Using Terraform and Ansible to manage your cloud environments

Terraform is one of the most popular open source tools to quickly provision complex cloud based infrastructures, and Ansible is a powerful configuration management tool. Time to see how we can combine them to easily create cloud based infastructures in a defined state.

Terraform – a quick introduction

This post is not meant to be a full fledged Terraform tutorial, and there are many sources out there on the web that you can use to get familiar with it quickly (the excellent documentation itself, for instance, which is quite readable and quickly gets to the point). In this section, we will only review a few basic facts about Terraform that we will need.
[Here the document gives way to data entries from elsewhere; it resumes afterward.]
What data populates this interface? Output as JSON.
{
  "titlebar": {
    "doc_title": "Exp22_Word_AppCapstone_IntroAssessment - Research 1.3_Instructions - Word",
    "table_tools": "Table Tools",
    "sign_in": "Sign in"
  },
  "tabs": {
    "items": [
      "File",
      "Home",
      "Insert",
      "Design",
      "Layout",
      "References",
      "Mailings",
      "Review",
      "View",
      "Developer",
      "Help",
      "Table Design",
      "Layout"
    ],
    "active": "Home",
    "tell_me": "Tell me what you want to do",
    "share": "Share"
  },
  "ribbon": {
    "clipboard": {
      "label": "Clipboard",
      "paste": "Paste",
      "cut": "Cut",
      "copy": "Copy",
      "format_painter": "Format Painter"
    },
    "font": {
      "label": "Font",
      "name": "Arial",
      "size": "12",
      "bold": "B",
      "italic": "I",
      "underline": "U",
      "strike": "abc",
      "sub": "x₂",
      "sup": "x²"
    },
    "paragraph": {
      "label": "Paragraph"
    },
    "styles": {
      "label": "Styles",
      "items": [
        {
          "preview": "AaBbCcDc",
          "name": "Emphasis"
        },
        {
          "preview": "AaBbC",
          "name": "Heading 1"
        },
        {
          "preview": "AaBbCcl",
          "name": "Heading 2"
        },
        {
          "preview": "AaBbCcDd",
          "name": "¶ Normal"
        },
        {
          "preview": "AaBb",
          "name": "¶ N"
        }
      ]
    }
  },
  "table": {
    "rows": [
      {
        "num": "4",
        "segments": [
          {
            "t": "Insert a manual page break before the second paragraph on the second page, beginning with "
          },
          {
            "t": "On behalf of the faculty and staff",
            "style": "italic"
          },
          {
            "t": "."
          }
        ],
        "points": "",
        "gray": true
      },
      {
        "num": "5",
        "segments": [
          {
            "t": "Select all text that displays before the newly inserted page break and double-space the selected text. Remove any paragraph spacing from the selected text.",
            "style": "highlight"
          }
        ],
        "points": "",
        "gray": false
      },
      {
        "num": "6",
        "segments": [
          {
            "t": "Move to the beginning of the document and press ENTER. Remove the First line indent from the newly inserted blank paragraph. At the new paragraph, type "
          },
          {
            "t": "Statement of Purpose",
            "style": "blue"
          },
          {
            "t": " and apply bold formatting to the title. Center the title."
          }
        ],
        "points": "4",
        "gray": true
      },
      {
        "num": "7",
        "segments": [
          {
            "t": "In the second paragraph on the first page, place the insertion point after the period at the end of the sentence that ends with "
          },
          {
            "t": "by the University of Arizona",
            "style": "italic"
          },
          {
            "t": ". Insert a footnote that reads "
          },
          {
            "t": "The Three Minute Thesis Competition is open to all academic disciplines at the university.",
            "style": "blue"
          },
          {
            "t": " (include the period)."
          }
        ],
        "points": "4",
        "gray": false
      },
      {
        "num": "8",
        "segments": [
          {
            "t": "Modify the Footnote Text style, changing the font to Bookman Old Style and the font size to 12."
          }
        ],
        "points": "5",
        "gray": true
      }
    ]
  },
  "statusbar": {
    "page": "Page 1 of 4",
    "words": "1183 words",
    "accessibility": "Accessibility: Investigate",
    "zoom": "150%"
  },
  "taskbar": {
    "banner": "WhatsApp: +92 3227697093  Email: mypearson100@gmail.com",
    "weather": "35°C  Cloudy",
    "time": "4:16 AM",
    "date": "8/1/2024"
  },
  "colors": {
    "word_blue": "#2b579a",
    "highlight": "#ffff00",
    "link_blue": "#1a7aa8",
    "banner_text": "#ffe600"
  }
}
When using Terraform, you declare the to-be state of your infrastructure in a set of resource definitions using a declarative language known as HCL (Hashicorp configuration language). Each resource that you declare has a type, which could be something like aws_instance or packet_device, which needs to match a type supported by a Terraform provider, and a name that you will use to reference your resource. Here is an example that defines a Packet.net server.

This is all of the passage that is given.